Treatment for NSCLC may include surgery,
Doctors repeated the chest CT scan in September 2018, which showed a reduction in right midlobe cancer to 33mm (1.3in) and two new nodules in the left apex and right upper lobe.
The woman refused surgical lobe removal because of the risks of the surgery. She also refused radiofrequency ablation treatment due to the side effects of the radiation therapy her late husband suffered.
Doctors decided to monitor the patient, performing CT scans every 3 to 6 months. During the 2.5-year follow-up period, CT scans showed a gradual decrease in the initial right middle lobe nodule from 41 mm (1.6 in) in June 2018 to 10 mm (0.4 in) in February 2021.
Around this time, the woman revealed that she had started taking CBD oil at a dose of 0.5 milliliter orally three times a day, and sometimes twice a day, shortly after her diagnosis. .
The active ingredients specified by the supplier were THC (19.5%), CBD (20.05%), and tetrahydrocannabinolic acid (23.8%).
On the advice of the supplier, the woman did not take the CBD oil with food or hot drinks because she wanted to avoid “feeling high”. She has reported decreased appetite when taking CBD oil.
The woman did not change her diet, lifestyle, or prescribed medications during this time.

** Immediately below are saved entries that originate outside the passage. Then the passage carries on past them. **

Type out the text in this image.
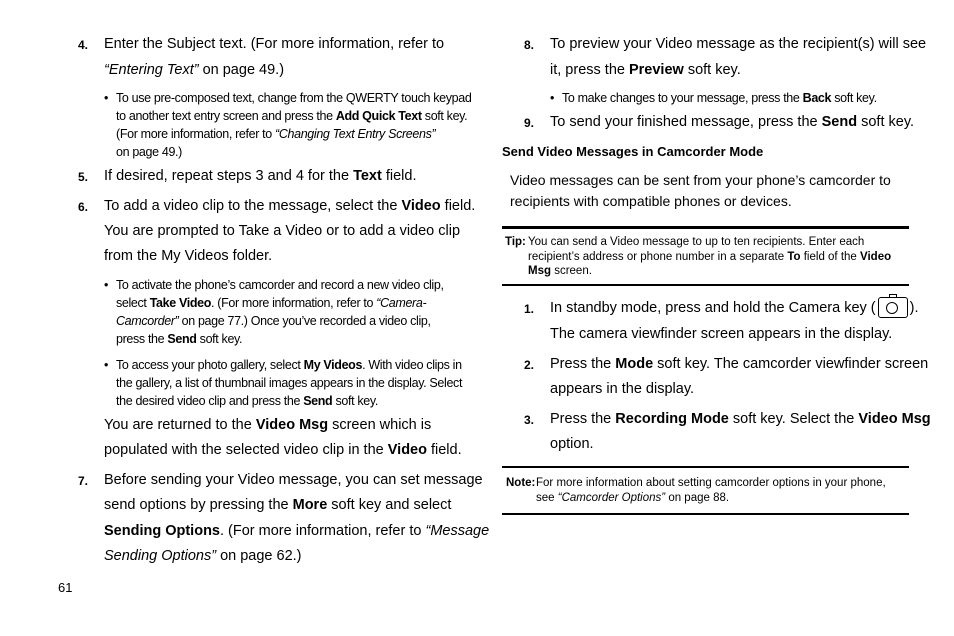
4. Enter the Subject text. (For more information, refer to
“Entering Text” on page 49.)
• To use pre-composed text, change from the QWERTY touch keypad
to another text entry screen and press the Add Quick Text soft key.
(For more information, refer to “Changing Text Entry Screens”
on page 49.)
5. If desired, repeat steps 3 and 4 for the Text field.
6. To add a video clip to the message, select the Video field.
You are prompted to Take a Video or to add a video clip
from the My Videos folder.
• To activate the phone’s camcorder and record a new video clip,
select Take Video. (For more information, refer to “Camera-
Camcorder” on page 77.) Once you’ve recorded a video clip,
press the Send soft key.
• To access your photo gallery, select My Videos. With video clips in
the gallery, a list of thumbnail images appears in the display. Select
the desired video clip and press the Send soft key.
You are returned to the Video Msg screen which is
populated with the selected video clip in the Video field.
7. Before sending your Video message, you can set message
send options by pressing the More soft key and select
Sending Options. (For more information, refer to “Message
Sending Options” on page 62.)
8. To preview your Video message as the recipient(s) will see
it, press the Preview soft key.
• To make changes to your message, press the Back soft key.
9. To send your finished message, press the Send soft key.
Send Video Messages in Camcorder Mode
Video messages can be sent from your phone’s camcorder to
recipients with compatible phones or devices.
Tip: You can send a Video message to up to ten recipients. Enter each
recipient’s address or phone number in a separate To field of the Video
Msg screen.
1. In standby mode, press and hold the Camera key ( ).
The camera viewfinder screen appears in the display.
2. Press the Mode soft key. The camcorder viewfinder screen
appears in the display.
3. Press the Recording Mode soft key. Select the Video Msg
option.
Note: For more information about setting camcorder options in your phone,
see “Camcorder Options” on page 88.
61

She also stated that she continued to smoke one pack of cigarettes per week during the surveillance period.
In an interview with Medical News Today, lead author Dr Kah Ling Liew of the Respiratory Department at Princess Alexandra Hospital in the UK said:
âWe certainly didn’t expect to see such dramatic tumor regression without conventional cancer treatments and other health or lifestyle changes. [â¦] So far, several studies in animal models have shown conflicting results, with some cases reducing the growth of cancer cells and others finding an acceleration in the growth of cancer cells.
MNT also spoke with Dr. Jack Jacoub, medical oncologist and medical director of MemorialCare Cancer Institute at Orange Coast Medical Center in Fountain Valley, Calif.

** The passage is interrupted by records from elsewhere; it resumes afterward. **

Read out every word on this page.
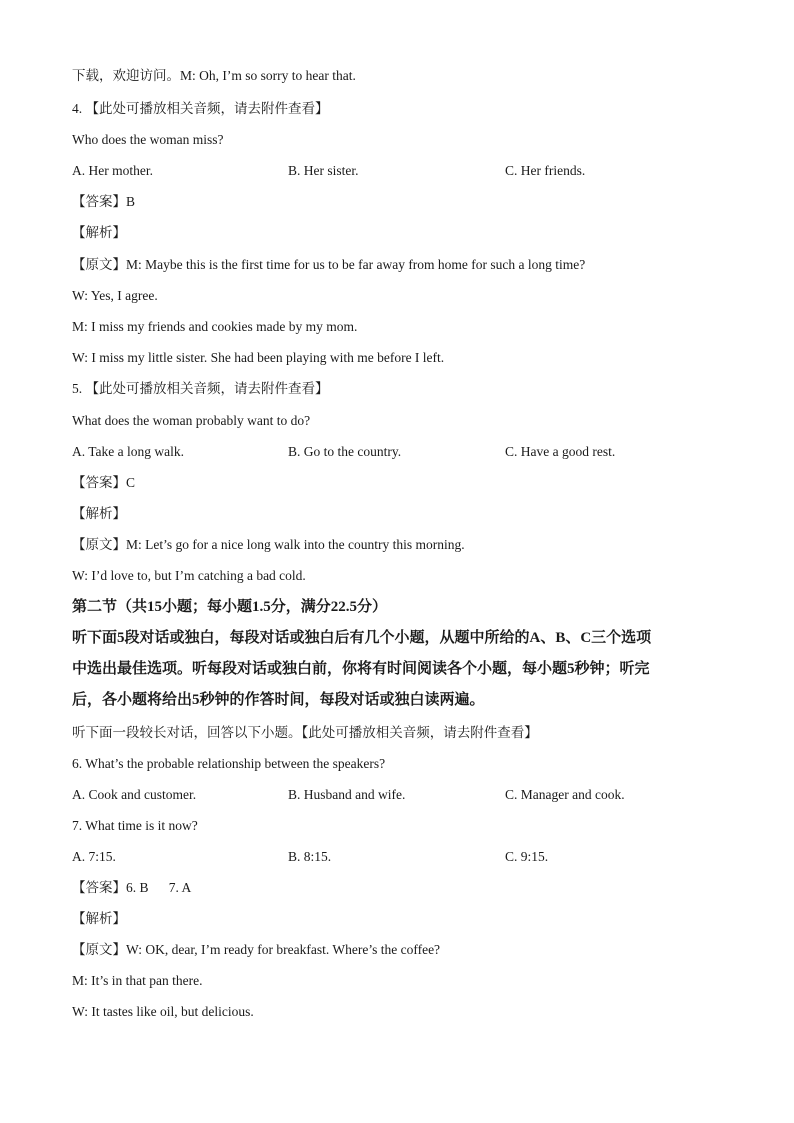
下载，欢迎访问。M: Oh, I’m so sorry to hear that.
4. 【此处可播放相关音频，请去附件查看】
Who does the woman miss?
A. Her mother.	B. Her sister.	C. Her friends.
【答案】B
【解析】
【原文】M: Maybe this is the first time for us to be far away from home for such a long time?
W: Yes, I agree.
M: I miss my friends and cookies made by my mom.
W: I miss my little sister. She had been playing with me before I left.
5. 【此处可播放相关音频，请去附件查看】
What does the woman probably want to do?
A. Take a long walk.	B. Go to the country.	C. Have a good rest.
【答案】C
【解析】
【原文】M: Let’s go for a nice long walk into the country this morning.
W: I’d love to, but I’m catching a bad cold.
第二节（共15小题；每小题1.5分，满分22.5分）
听下面5段对话或独白，每段对话或独白后有几个小题，从题中所给的A、B、C三个选项
中选出最佳选项。听每段对话或独白前，你将有时间阅读各个小题，每小题5秒钟；听完
后，各小题将给出5秒钟的作答时间，每段对话或独白读两遍。
听下面一段较长对话，回答以下小题。【此处可播放相关音频，请去附件查看】
6. What’s the probable relationship between the speakers?
A. Cook and customer.	B. Husband and wife.	C. Manager and cook.
7. What time is it now?
A. 7:15.	B. 8:15.	C. 9:15.
【答案】6. B      7. A
【解析】
【原文】W: OK, dear, I’m ready for breakfast. Where’s the coffee?
M: It’s in that pan there.
W: It tastes like oil, but delicious.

Dr Jacoub, who was not involved in the study, said: [treatment] option for cancer patients. From the point of view of the strength of scientific evidence, a case report is about the weakest force, so you need to consider what you read in that context.
He stressed the need for randomized controlled clinical trials to confirm the safety and effectiveness of CBD oil for treating cancer. Dr Jacoub explains: âYou enroll patients [meeting preset criteria] and see what happens to their disease, progression-free survival, and all of the endpoints commonly used in oncology trials. That is to say [â¦] the only way i could see [CBD oil] be dominant [treatment]. “
Dr Liew added: âThe optimal dosage, form, route of administration and combination of CBD / THC for each specific type of cancer – brain, lung, liver, prostate, etc. – must be studied and determined further. There won’t be one treatment that works for every form of cancer.
Dr Liew said MNT, “Future studies should take into account potential ingredient inconsistencies between CBD oils and ensure [â¦] when replicating studies that identical components are used.
Dr Liew continued: âClinicians should be aware that their patients may be undergoing unconventional and unauthorized treatments without their knowledge. It is always important to take the patient’s choices into account when discussing treatment options, i.e. being open and honest about the potential benefits and side effects of treatments.